Vino

Lockdown: ecco i dati delle vendite di vino

30 Aprile 2020 -
DI Redazione

Se l'emergenza Coronavirus ha colpito l’intera filiera vitivinicola italiana, colpita sensibilmente anche dalla chiusura di bar, ristoranti e dal calo dell’export, gli italiani, dal canto loro, hanno fatto registrare un incremento delle vendite di vino, sebbene riguardante unicamente i canali di vendita aperti, ovvero quelli relativi alla Distribuzione Moderna, i negozi di alimentari e lo shop on line. Proprio per il settore della Distribuzione Moderna, l’istituto di ricerca IRI ha elaborato per Vinitaly i dati relativi al periodo compreso tra gennaio e il 19 aprile 2020, comprese dunque le settimane di Pasqua.

Nei primi tre mesi e mezzo dell’anno le vendite di vino nella Distribuzione Moderna (Iper, Super, Libero Servizio Piccolo, Discount) hanno registrato una crescita a volume del 7,9% (+ 6,9% a valore) rispetto allo stesso periodo del 2019. Nel dettaglio i vini Doc e Docg sono cresciuti del 6,8% (+ 7,6% a valore), i vini Igp e Igt del 10,5% (+7,7% a valore), i vini comuni del 7,2% (+4,1% a valore), le bollicine dell’1,2% (+1,6% a valore).

Un'analisi complessa che tiene conto dei primi due mesi dell'anno, non toccati dall’emergenza Covid19, così come del periodo interessato dal lockdown, ovvero marzo e aprile, con la variante delle settimane pasquali tra il 6 e il 19 aprile, di norma caratterizzate dai consumi da ricorrenza.

A marzo i vini Doc e Docg sono aumentati del 9,9%, mentre i vini Igt del 4,0%. In calo le bollicine, scese del 5,4%, mentre il Prosecco è cresciuto dell’8,3%. In ripresa anche il vino in brik, incrementato dell8,8%, così come il Bag in Box (il formato da due litri e mezzo con il rubinetto) aumentato invece del 36,8%.

Nelle due settimane pasquali le vendite di vino sono aumentate del 10,2%, mentre si è verificata una sensibile flessione delle bollicine: -38%. Prosegue intanto la crescita del vino biologico che nel primo trimestre 2020 ha venduto 1 milione e 559 mila litri, con un aumento del 19%.

«Nella Distribuzione Moderna si è comprato più vino perché il consumo a casa ha sostituito, in parte, quello fuori casa, ma è diminuita la spensieratezza e quindi la volontà di stappare uno spumante – ha commentato Virgilio Romano, Business Insight Director di IRI – Da inizio anno la crescita maggiore la fanno registrare il vino IGP ed il vino comune (da tavola). La crescita dei vini Doc/Docg, pur sostenuta, è frenata probabilmente dalla minore scelta assortimentale presente nei negozi più piccoli e dal minor tempo dedicato all’acquisto, conseguenza delle indicazioni fornite dai punti vendita di ridurre i tempi della spesa».

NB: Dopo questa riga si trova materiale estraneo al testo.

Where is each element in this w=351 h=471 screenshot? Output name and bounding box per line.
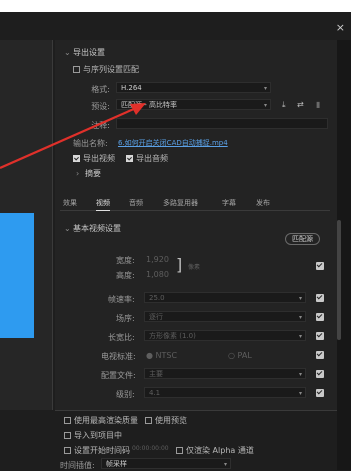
annotation-arrow-line: [0, 106, 137, 170]
annotation-arrow: [0, 103, 146, 170]
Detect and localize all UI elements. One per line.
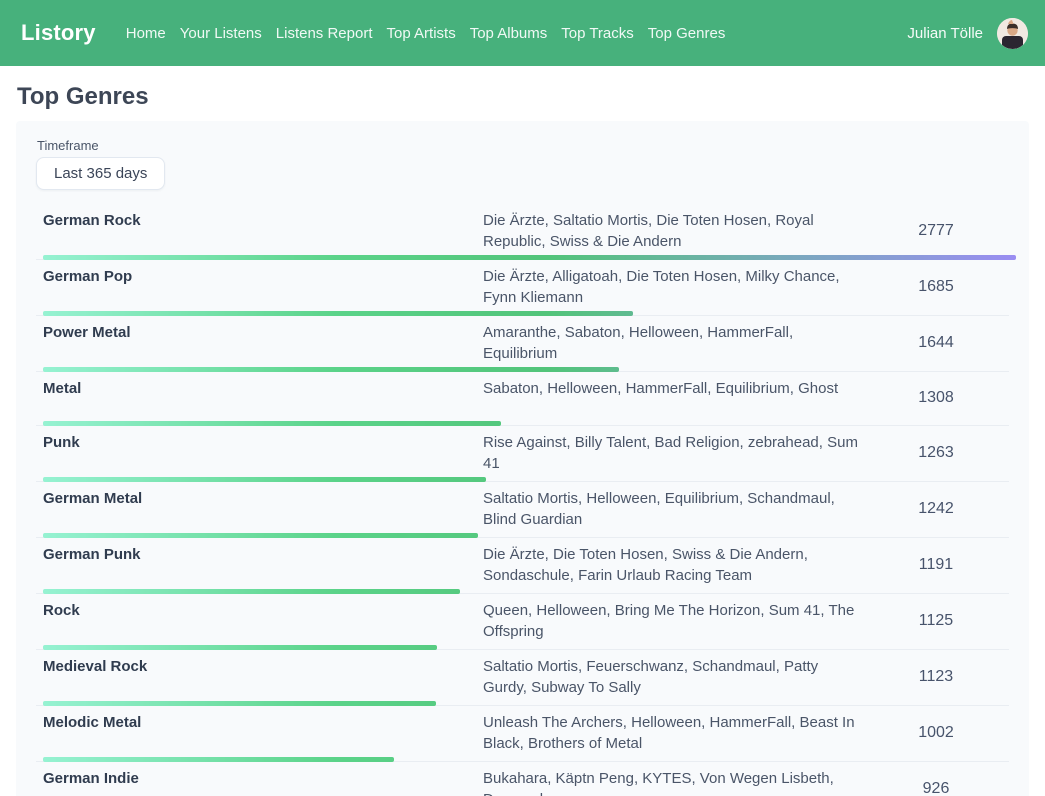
genre-name: German Punk bbox=[43, 544, 483, 586]
table-row: German Metal Saltatio Mortis, Helloween,… bbox=[36, 482, 1009, 538]
genre-artists: Die Ärzte, Die Toten Hosen, Swiss & Die … bbox=[483, 544, 863, 586]
table-row: Melodic Metal Unleash The Archers, Hello… bbox=[36, 706, 1009, 762]
nav-item-top-albums[interactable]: Top Albums bbox=[463, 19, 555, 48]
genre-artists: Unleash The Archers, Helloween, HammerFa… bbox=[483, 712, 863, 754]
genre-count: 1308 bbox=[863, 378, 1009, 418]
app-header: Listory Home Your Listens Listens Report… bbox=[0, 0, 1045, 66]
table-row: Power Metal Amaranthe, Sabaton, Hellowee… bbox=[36, 316, 1009, 372]
genre-name: Medieval Rock bbox=[43, 656, 483, 698]
nav-item-your-listens[interactable]: Your Listens bbox=[173, 19, 269, 48]
table-row: Medieval Rock Saltatio Mortis, Feuerschw… bbox=[36, 650, 1009, 706]
genre-name: Punk bbox=[43, 432, 483, 474]
top-genres-card: Timeframe Last 365 days German Rock Die … bbox=[16, 121, 1029, 796]
genre-count: 1644 bbox=[863, 322, 1009, 364]
genre-name: German Pop bbox=[43, 266, 483, 308]
page-title: Top Genres bbox=[17, 83, 1029, 111]
genre-name: German Rock bbox=[43, 210, 483, 252]
nav-item-listens-report[interactable]: Listens Report bbox=[269, 19, 380, 48]
genre-name: German Indie bbox=[43, 768, 483, 796]
genre-table: German Rock Die Ärzte, Saltatio Mortis, … bbox=[36, 204, 1009, 796]
genre-count: 1685 bbox=[863, 266, 1009, 308]
genre-artists: Die Ärzte, Alligatoah, Die Toten Hosen, … bbox=[483, 266, 863, 308]
genre-count: 1191 bbox=[863, 544, 1009, 586]
genre-count: 1263 bbox=[863, 432, 1009, 474]
table-row: German Rock Die Ärzte, Saltatio Mortis, … bbox=[36, 204, 1009, 260]
table-row: Punk Rise Against, Billy Talent, Bad Rel… bbox=[36, 426, 1009, 482]
nav-item-home[interactable]: Home bbox=[119, 19, 173, 48]
user-avatar[interactable] bbox=[997, 18, 1028, 49]
genre-count: 1123 bbox=[863, 656, 1009, 698]
genre-artists: Saltatio Mortis, Helloween, Equilibrium,… bbox=[483, 488, 863, 530]
genre-count: 1002 bbox=[863, 712, 1009, 754]
timeframe-select[interactable]: Last 365 days bbox=[36, 157, 165, 190]
genre-name: Power Metal bbox=[43, 322, 483, 364]
genre-artists: Die Ärzte, Saltatio Mortis, Die Toten Ho… bbox=[483, 210, 863, 252]
genre-artists: Sabaton, Helloween, HammerFall, Equilibr… bbox=[483, 378, 863, 418]
genre-name: Melodic Metal bbox=[43, 712, 483, 754]
genre-count: 1242 bbox=[863, 488, 1009, 530]
genre-count: 1125 bbox=[863, 600, 1009, 642]
user-avatar-photo bbox=[997, 18, 1028, 49]
genre-artists: Amaranthe, Sabaton, Helloween, HammerFal… bbox=[483, 322, 863, 364]
genre-artists: Queen, Helloween, Bring Me The Horizon, … bbox=[483, 600, 863, 642]
genre-name: Metal bbox=[43, 378, 483, 418]
app-logo[interactable]: Listory bbox=[21, 20, 96, 46]
genre-name: German Metal bbox=[43, 488, 483, 530]
timeframe-label: Timeframe bbox=[37, 138, 1009, 153]
table-row: Metal Sabaton, Helloween, HammerFall, Eq… bbox=[36, 372, 1009, 426]
table-row: Rock Queen, Helloween, Bring Me The Hori… bbox=[36, 594, 1009, 650]
nav-item-top-genres[interactable]: Top Genres bbox=[641, 19, 733, 48]
table-row: German Punk Die Ärzte, Die Toten Hosen, … bbox=[36, 538, 1009, 594]
user-name[interactable]: Julian Tölle bbox=[907, 25, 983, 42]
genre-artists: Rise Against, Billy Talent, Bad Religion… bbox=[483, 432, 863, 474]
genre-artists: Saltatio Mortis, Feuerschwanz, Schandmau… bbox=[483, 656, 863, 698]
genre-artists: Bukahara, Käptn Peng, KYTES, Von Wegen L… bbox=[483, 768, 863, 796]
nav-item-top-tracks[interactable]: Top Tracks bbox=[554, 19, 641, 48]
genre-name: Rock bbox=[43, 600, 483, 642]
genre-count: 926 bbox=[863, 768, 1009, 796]
table-row: German Pop Die Ärzte, Alligatoah, Die To… bbox=[36, 260, 1009, 316]
table-row: German Indie Bukahara, Käptn Peng, KYTES… bbox=[36, 762, 1009, 796]
main-nav: Home Your Listens Listens Report Top Art… bbox=[119, 19, 733, 48]
nav-item-top-artists[interactable]: Top Artists bbox=[380, 19, 463, 48]
genre-count: 2777 bbox=[863, 210, 1009, 252]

«La crescita degli acquisti di vino nella Grande Distribuzione in regime di lockdown è significativa, in particolare a volume, ma non basta a colmare il gap di domanda che si è creato con la chiusura del canale Horeca, specie per la fascia alta delle etichette – ha osservato Giovanni Mantovani, Direttore Generale di Veronafiere – I dati dimostrano, inoltre, una oggettiva propensione al risparmio, specie nel mese di aprile, da parte dei consumatori, in questo momento particolare in cui anche Vinitaly è al fianco del settore per favorire il rilancio attraverso il business in tutte le sue declinazioni».

La classifica dei vini più venduti vede nell’ordine: Lambrusco, Montepulciano d’Abruzzo, Chianti Docg (interessato da una crescita del +6,9%), Sangiovese e Barbera. Analizzando i vini con maggior tasso di incremento di vendite, invece, la classifica vede ai primi posti: Lugana (con una crescita notevole del 30%), Ribolla, Pinot Grigio, Valpolicella, Aglianico. Le vendite di vino e spumante biologico raggiungono i 5 milioni di litri (con una crescita del 10,5%) per un valore di 31 milioni di euro.